The Implementation: I added simple event tracking to both apps using Supabase's built-in analytics. It's not collecting data yet, but it's ready to help me understand user behavior and feature adoption as soon as people start using the apps.

Deployment and Monitoring Are Features, Not Afterthoughts

The Setup: The deployment strategy was tailored to the platform. Hey Brevity, a Next.js web app, deploys automatically to Vercel on every push to main. Wrapped, a React Native app, uses Expo's build services to create binaries for the App Store and Google Play.

What I Learned:

  • Automate everything. Whether it's Vercel's CI/CD for web or Expo's build commands for mobile, automation is non-negotiable for solo projects. It eliminates manual errors and keeps your development flow state intact.
  • Production reveals unique edge cases. I discovered a bug in Hey Brevity's AI processing that only occurred with specific input lengths. For Wrapped, I had to handle various offline scenarios unique to mobile apps.
  • Simple monitoring is usually enough. I use Vercel's built-in analytics and Supabase's dashboard. It's enough to catch issues without overwhelming me with data.

The AI Development Workflow That Actually Works

Building AI features requires a different development approach than traditional web features:

1. Prototype with the Playground First I built and tested every AI feature in OpenAI's playground before writing any code. This saved hours of debugging prompt issues in my application.

2. Build Fallbacks for Everything AI APIs can fail, return malformed responses, or hit rate limits. Every AI feature in my apps has a fallback, either a simplified version or a graceful error state.

3. Cache Expensive Operations AI API calls are slow and expensive. I cache common requests in Supabase and use Redis for real-time caching. This improved response times by 60% and reduced API costs.

The Product Mindset Makes Technical Decisions Easier

The Realization: Building these projects taught me that technical decisions must serve user needs, not engineering elegance. This meant being minimalist by design.

Examples:

  • I stripped Hey Brevity down to its core value: fast, tone-correct writing help. This meant prioritizing a simple UI and avoiding features that added complexity without clear user benefit.
  • I scoped the MVP for Wrapped to 1–2 core features. Instead of building a full-fledged relationship manager, I focused only on remembering gift ideas and key details. This tight scope is what made it possible to ship quickly.
  • I avoided microservices and kept both apps as monoliths. The complexity wasn't justified by user needs, and full-stack ownership of a monolith is much simpler for a solo developer.

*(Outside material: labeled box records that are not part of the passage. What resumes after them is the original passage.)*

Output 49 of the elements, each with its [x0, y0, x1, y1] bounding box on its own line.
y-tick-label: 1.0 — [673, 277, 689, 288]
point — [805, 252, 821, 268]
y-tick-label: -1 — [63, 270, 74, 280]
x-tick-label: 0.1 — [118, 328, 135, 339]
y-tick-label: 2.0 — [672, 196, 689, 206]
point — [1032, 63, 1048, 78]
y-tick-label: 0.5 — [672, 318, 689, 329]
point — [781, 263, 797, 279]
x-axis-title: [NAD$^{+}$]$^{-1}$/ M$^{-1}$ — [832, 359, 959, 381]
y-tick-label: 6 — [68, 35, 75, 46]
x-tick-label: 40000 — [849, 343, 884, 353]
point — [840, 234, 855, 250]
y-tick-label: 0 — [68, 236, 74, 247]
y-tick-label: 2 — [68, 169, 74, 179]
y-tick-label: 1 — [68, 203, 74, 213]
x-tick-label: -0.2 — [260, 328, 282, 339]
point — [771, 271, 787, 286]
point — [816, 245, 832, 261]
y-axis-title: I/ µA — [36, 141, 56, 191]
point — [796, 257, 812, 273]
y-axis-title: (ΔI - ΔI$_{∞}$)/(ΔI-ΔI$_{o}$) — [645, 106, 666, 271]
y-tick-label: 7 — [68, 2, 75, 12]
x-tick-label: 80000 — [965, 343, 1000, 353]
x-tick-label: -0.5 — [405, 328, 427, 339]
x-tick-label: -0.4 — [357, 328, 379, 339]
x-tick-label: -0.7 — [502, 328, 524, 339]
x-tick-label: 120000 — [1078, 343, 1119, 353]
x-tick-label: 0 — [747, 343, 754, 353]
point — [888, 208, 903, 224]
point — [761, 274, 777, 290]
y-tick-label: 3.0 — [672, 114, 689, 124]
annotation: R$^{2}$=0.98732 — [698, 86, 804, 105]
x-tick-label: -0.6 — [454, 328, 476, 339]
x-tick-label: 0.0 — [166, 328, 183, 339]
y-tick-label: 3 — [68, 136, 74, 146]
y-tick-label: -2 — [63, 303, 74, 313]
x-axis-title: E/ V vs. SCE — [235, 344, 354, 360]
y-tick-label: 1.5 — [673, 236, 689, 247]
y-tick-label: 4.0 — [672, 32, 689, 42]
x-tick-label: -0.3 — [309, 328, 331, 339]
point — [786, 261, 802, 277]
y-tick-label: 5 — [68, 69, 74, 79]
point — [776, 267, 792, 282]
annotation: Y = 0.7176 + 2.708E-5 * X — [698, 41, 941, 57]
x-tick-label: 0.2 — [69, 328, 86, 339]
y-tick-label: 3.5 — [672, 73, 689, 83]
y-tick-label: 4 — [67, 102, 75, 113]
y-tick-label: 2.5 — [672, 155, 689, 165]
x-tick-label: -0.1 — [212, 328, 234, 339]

The Harsh Reality of Solo Development

Time Management: Three months goes by quickly when you're handling everything, design, development, deployment, and product direction.

The Lesson: Ruthlessly prioritize and time-box everything. I maintained a "must-have," "nice-to-have," and "maybe-later" list for each project. Both projects were scoped tightly to ensure they could be shipped quickly.

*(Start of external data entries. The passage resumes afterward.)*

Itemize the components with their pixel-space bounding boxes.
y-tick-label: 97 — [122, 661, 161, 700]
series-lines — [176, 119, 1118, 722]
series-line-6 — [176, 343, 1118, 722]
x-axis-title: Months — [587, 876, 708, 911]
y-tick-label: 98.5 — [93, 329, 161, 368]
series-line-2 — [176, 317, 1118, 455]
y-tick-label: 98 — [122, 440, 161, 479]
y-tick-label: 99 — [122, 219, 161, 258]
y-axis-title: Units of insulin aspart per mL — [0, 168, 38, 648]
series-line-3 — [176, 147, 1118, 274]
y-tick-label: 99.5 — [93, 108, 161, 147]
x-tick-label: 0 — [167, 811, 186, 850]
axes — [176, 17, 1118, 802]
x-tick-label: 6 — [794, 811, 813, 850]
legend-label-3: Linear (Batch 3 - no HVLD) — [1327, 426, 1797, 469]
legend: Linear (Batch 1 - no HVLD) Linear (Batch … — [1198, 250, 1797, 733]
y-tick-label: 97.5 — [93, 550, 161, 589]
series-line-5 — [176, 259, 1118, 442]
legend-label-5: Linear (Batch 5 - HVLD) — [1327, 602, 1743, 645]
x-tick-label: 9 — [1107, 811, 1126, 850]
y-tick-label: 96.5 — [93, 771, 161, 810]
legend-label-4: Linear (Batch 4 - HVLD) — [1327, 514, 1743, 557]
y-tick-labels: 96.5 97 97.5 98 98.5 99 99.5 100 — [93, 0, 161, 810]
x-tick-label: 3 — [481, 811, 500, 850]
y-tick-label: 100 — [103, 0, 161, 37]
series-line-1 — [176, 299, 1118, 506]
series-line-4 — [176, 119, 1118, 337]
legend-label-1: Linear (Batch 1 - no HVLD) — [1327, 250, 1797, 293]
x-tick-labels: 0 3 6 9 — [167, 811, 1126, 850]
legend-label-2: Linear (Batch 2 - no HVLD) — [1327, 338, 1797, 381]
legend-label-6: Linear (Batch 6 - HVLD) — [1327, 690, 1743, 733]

What Worked: I time-boxed feature development. If a feature takes longer than a few days, I either simplified it or moved it to the next iteration. This mindset of shipping something imperfect but useful was key to launching both projects instead of getting stuck perfecting features indefinitely.

Looking Forward

Both Hey Brevity and Wrapped are now in production and ready for users. My goal is for Hey Brevity to help professionals communicate more effectively, and for Wrapped to help people be more thoughtful in their relationships.

The Meta-Lesson: Building complete applications, from database design to AI integration to full-stack ownership, taught me more about modern development than any tutorial. The combination of technical depth and product thinking is what separates engineers who can build from engineers who can ship.

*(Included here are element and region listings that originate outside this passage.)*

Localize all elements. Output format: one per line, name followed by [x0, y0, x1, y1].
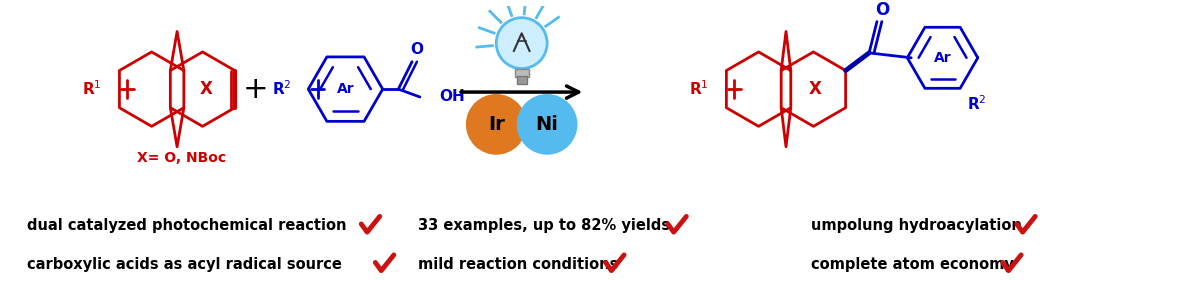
Bar [516, 76, 527, 84]
Text: R$^1$: R$^1$ [689, 80, 708, 98]
Ellipse shape [517, 94, 577, 155]
Text: Ni: Ni [535, 115, 558, 134]
Text: OH: OH [439, 89, 466, 105]
Text: carboxylic acids as acyl radical source: carboxylic acids as acyl radical source [26, 257, 342, 272]
Text: complete atom economy: complete atom economy [811, 257, 1014, 272]
Text: mild reaction conditions: mild reaction conditions [418, 257, 618, 272]
Text: X: X [809, 80, 822, 98]
Bar [515, 69, 528, 77]
Circle shape [497, 18, 547, 69]
Text: Ar: Ar [337, 82, 354, 96]
Text: R$^2$: R$^2$ [272, 80, 292, 98]
Text: umpolung hydroacylation: umpolung hydroacylation [811, 219, 1022, 234]
Ellipse shape [466, 94, 527, 155]
Text: R$^1$: R$^1$ [82, 80, 102, 98]
Text: Ir: Ir [488, 115, 505, 134]
Text: O: O [410, 42, 424, 58]
Text: X= O, NBoc: X= O, NBoc [138, 151, 227, 165]
Text: 33 examples, up to 82% yields: 33 examples, up to 82% yields [418, 219, 670, 234]
Text: Ar: Ar [934, 51, 952, 65]
Text: R$^2$: R$^2$ [967, 94, 986, 113]
Text: dual catalyzed photochemical reaction: dual catalyzed photochemical reaction [26, 219, 347, 234]
Text: O: O [875, 1, 889, 19]
Text: X: X [200, 80, 212, 98]
Text: +: + [242, 75, 269, 104]
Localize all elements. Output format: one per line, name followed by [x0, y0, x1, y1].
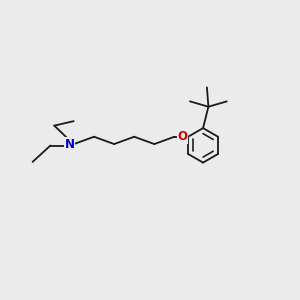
Text: O: O — [178, 130, 188, 143]
Text: N: N — [65, 138, 75, 151]
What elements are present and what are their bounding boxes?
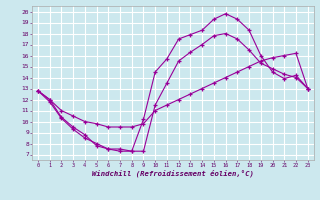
X-axis label: Windchill (Refroidissement éolien,°C): Windchill (Refroidissement éolien,°C) <box>92 170 254 177</box>
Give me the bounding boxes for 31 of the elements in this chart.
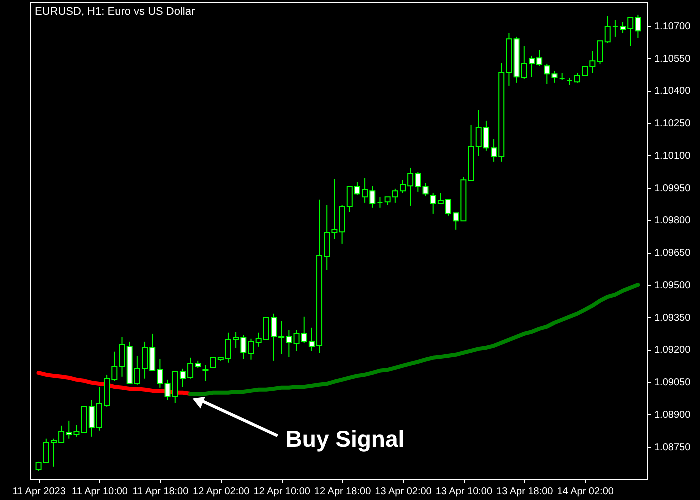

If you're considering building a side project, my advice is simple: pick a stack you're comfortable with, start with user needs instead of cool technology, and ship something imperfect rather than building something perfect that never launches.

Both projects are live and available for you to try: Hey Brevity and Wrapped. The real learning happens when users start clicking buttons you built and using features you designed. Everything else is just practice.